Gil Dickmann, cousin de l’otage Carmel Gat : «Nous croyons à la vie»

- NICOLAS ROUGER Correspond­ant à Tel-Aviv

Figure du Forum des familles d’otages, qu’il a contribué à fonder, le quadragéna­ire converse depuis six mois avec ses concitoyen­s sur la «place des otages» de Tel-Aviv. Il estime que la libération des otages du 7 Octobre ne fait pas partie des priorités de son gouverneme­nt.

La «place des otages» à Tel-Aviv s’est peu à peu imposée comme un lieu de pèlerinage. A l’entrée de la reproducti­on anxiogène d’un tunnel, une jeune femme essuie une larme dans les bras de son compagnon. Derrière eux, une scène accueille des musiciens devant un parterre de chaises en plastique. Au milieu, sous une grande tente tapissée des portraits des 241 otages enlevées le 7 octobre par le Hamas et d’autres groupes terroriste­s, Gil Dickmann, 31 ans, parle doucement dans un micro relié à une petite enceinte. Autour de lui, une centaine de jeunes filles, concentrée­s, l’écoutent raconter son histoire. Elles viennent d’une école de Kédoumim, une des plus importante­s colonies sionistes religieuse­s de Cisjordani­e.

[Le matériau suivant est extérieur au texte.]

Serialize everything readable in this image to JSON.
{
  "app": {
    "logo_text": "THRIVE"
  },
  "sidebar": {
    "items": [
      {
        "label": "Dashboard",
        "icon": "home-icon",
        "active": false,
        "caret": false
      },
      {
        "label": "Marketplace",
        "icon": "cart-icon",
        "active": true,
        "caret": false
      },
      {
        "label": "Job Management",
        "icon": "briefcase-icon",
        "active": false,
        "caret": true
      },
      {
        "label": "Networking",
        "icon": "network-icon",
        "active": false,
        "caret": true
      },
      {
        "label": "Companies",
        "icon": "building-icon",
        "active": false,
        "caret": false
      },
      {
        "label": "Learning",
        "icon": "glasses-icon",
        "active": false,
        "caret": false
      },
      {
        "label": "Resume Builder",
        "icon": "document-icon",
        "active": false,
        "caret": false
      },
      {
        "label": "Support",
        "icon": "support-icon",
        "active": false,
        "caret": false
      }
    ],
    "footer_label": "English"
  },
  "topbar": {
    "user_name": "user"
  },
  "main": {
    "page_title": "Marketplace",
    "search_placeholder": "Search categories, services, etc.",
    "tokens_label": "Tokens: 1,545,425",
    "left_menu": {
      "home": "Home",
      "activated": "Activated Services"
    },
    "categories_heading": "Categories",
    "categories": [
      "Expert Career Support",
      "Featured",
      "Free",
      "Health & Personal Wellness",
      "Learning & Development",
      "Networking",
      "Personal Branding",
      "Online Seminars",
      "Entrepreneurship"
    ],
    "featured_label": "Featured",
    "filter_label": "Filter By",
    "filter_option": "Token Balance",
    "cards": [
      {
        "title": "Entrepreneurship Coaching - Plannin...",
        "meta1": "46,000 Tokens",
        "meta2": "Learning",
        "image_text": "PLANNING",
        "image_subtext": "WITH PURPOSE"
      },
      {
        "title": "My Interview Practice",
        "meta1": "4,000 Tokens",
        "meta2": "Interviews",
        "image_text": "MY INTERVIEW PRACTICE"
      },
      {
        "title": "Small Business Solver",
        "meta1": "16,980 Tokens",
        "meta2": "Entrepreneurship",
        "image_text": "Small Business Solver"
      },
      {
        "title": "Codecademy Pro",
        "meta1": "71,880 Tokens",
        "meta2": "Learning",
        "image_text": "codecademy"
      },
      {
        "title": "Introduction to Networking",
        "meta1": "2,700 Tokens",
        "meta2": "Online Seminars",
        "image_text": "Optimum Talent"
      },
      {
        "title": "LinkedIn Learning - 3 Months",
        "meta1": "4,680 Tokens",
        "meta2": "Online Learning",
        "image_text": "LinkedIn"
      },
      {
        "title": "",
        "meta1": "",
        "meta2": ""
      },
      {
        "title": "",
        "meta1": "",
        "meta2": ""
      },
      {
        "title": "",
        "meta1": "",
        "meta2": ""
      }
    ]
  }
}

«Je suis né à New York, j’ai déménagé à TelAviv quand j’avais 6 ans, mais ma mère est du kibboutz de Be’eri. Mon oncle Eshel et sa femme y habitaient encore, ainsi que leurs trois enfants, Alon, Or et Carmel. J’étais très proche de ma tante Kinneret, une femme très douce. Elle a été enlevée, puis tuée le 7 octobre, mais mon oncle a survécu en se cachant dans la salle de bains. Par la fenêtre, il a vu les terroriste­s emporter sa fille Carmel, 39 ans. Leur fils Alon a aussi été enlevé avec sa femme Yarden et leur fille Geffen, 3 ans et demi. Ils ont réussi à s’échapper avant d’arriver à Gaza, mais Yarden ne pouvait pas courir, elle était pieds nus. Elle a supplié Alon de prendre leur fille et de se sauver. Elle a été reprise.»

«Les premiers jours, nous avons nous-mêmes cherché nos proches aux abords de Gaza, nous avons nous-mêmes enquêté, signalé les vidéos qui sortaient sur les réseaux sociaux. Quand les premiers buts de guerre ont été déclarés, le retour des otages n’y figurait pas. C’est pour cela que nous avons décidé de fonder le Forum des familles d’otages. Nous nous sentions délaissés, et il fallait mettre la pression. C’est comme ça que le retour des otages est devenu une priorité, et qu’il y a eu l’accord de novembre. Il nous a ramené Yarden, mais nous attendons encore Carmel. Deux autres otages étaient avec elle pendant les cinquante premiers jours. Elle leur a appris le yoga, les a aidés à rester en forme physiqueme­nt et émotionnel­lement. Depuis plus de cent trente jours, nous n’avons aucune nouvelle.»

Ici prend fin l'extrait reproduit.